In my story for Stanford Children's Health, I spoke with Steven Nakajima, MD, director of the Stanford IVF Outreach Program, who, despite the odds, helped Wong and Polanco become a family of three:

Stanford prides itself on taking the most unusual and challenging cases.

A lot of times, people will come to us because they've already been to three or four other clinicians who won't take their case, either because of their weight or because they have too many medical risk factors... We don't have arbitrary cut-off points where we say we won't take care of someone because we're afraid it will decrease our pregnancy rates. Our group really embraces the fact that we try to give everyone a chance.

Wong's situation wasn't unusual, he said, but her odds of conceiving were low, Nakajima said.
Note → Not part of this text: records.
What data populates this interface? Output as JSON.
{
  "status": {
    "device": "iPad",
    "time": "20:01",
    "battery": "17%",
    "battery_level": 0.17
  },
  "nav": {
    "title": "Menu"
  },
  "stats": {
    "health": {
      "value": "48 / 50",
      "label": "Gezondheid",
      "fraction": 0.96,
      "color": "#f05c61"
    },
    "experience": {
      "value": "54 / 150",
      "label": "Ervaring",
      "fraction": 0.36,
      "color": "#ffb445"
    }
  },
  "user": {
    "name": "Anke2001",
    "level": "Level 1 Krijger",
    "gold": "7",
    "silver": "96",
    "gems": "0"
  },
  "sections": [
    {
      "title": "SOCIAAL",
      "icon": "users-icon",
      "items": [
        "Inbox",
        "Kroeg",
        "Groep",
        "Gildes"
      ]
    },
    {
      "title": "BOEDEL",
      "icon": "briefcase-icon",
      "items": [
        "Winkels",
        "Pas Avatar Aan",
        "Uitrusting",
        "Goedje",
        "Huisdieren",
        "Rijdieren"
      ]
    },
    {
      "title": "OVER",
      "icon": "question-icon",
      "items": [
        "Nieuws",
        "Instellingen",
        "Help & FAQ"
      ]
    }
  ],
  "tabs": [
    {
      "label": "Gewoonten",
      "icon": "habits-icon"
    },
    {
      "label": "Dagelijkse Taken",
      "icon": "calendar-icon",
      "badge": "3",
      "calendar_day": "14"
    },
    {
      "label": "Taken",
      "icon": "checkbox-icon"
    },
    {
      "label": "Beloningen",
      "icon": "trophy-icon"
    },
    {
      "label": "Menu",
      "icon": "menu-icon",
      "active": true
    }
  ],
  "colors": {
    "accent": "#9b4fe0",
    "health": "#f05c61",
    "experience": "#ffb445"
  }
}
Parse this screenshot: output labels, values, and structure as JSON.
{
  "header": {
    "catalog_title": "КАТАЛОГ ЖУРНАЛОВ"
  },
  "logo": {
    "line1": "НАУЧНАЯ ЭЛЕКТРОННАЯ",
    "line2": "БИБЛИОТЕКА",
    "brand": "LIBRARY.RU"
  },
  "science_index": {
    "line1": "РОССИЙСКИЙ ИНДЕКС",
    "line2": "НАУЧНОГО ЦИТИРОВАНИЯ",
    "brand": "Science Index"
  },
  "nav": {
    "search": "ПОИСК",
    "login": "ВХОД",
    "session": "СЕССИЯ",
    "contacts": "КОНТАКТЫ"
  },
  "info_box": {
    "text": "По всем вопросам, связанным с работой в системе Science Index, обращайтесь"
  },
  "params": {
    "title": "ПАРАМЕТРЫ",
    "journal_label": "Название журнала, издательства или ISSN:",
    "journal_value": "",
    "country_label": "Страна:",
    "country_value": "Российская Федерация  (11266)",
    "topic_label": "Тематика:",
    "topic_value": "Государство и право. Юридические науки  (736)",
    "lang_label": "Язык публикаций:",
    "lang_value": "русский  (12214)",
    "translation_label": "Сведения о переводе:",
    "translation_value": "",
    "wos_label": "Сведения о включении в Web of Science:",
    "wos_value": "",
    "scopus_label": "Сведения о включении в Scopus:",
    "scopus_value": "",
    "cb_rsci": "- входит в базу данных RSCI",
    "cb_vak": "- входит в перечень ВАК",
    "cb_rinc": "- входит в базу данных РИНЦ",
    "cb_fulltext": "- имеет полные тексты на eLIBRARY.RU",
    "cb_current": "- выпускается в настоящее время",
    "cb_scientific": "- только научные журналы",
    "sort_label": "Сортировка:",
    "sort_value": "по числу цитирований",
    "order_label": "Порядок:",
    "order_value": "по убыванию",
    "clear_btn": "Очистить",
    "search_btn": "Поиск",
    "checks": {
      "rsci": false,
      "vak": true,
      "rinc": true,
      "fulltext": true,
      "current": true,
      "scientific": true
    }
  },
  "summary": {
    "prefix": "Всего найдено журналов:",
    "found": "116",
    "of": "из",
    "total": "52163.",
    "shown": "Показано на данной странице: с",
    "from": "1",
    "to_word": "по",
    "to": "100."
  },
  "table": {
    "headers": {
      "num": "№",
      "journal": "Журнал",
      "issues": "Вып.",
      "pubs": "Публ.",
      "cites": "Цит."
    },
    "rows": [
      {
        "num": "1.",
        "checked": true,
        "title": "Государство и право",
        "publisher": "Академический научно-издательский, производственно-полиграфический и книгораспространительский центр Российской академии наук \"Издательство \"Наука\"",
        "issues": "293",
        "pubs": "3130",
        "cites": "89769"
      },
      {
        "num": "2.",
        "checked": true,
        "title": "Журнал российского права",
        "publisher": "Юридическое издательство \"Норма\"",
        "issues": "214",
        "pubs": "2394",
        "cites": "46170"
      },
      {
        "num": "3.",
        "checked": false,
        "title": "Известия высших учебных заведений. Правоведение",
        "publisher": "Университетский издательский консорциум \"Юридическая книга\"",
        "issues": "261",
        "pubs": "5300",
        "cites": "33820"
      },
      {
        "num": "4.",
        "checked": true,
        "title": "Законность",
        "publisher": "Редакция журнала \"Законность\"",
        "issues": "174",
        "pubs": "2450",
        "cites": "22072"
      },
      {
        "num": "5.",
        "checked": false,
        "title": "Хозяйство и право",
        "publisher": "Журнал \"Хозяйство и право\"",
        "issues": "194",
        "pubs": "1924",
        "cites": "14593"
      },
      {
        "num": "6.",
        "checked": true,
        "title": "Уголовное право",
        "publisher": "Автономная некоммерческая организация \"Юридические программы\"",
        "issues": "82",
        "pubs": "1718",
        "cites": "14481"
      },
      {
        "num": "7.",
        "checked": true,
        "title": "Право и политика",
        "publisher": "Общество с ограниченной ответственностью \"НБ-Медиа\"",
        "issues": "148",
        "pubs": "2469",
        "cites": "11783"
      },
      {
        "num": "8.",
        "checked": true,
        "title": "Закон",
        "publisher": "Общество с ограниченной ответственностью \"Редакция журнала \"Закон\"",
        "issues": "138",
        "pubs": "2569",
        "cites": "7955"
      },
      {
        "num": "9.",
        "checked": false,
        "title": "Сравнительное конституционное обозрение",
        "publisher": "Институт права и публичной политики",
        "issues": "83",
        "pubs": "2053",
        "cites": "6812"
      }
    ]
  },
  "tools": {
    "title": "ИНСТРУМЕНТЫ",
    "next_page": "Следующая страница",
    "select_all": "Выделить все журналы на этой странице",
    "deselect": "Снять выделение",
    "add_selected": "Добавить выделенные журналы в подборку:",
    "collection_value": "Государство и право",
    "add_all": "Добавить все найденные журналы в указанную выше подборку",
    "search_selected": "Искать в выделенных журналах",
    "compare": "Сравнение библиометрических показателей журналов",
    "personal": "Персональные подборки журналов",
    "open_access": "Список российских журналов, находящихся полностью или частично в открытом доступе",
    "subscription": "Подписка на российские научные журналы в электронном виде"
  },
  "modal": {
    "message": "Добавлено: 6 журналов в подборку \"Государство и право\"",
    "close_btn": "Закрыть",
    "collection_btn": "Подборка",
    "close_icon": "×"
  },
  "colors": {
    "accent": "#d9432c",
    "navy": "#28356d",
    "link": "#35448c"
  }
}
"Dr. Nakajima said that my chances of having a baby naturally were about 8 percent or less per month," Wong said. "With intra-uterine insemination, about 10 percent. The success rate if we went through IVF would be slightly higher but still low, about 15 percent. So, the thinking was, why not jump to the most aggressive path?"

The most aggressive path -- proceeding with just a single, healthy, fertilized egg -- turned out to be the right one for Wong and Polanco, who welcomed their baby boy in February 2018. Wong's story reflects the determination, patience and teamwork it took to help their family become a reality.

Nakajima commented:

It's really something. We knew we weren't going to have a lot of chances to make this work, but the fact that she had this one embryo that made it through -- it was just the perfect storm for her.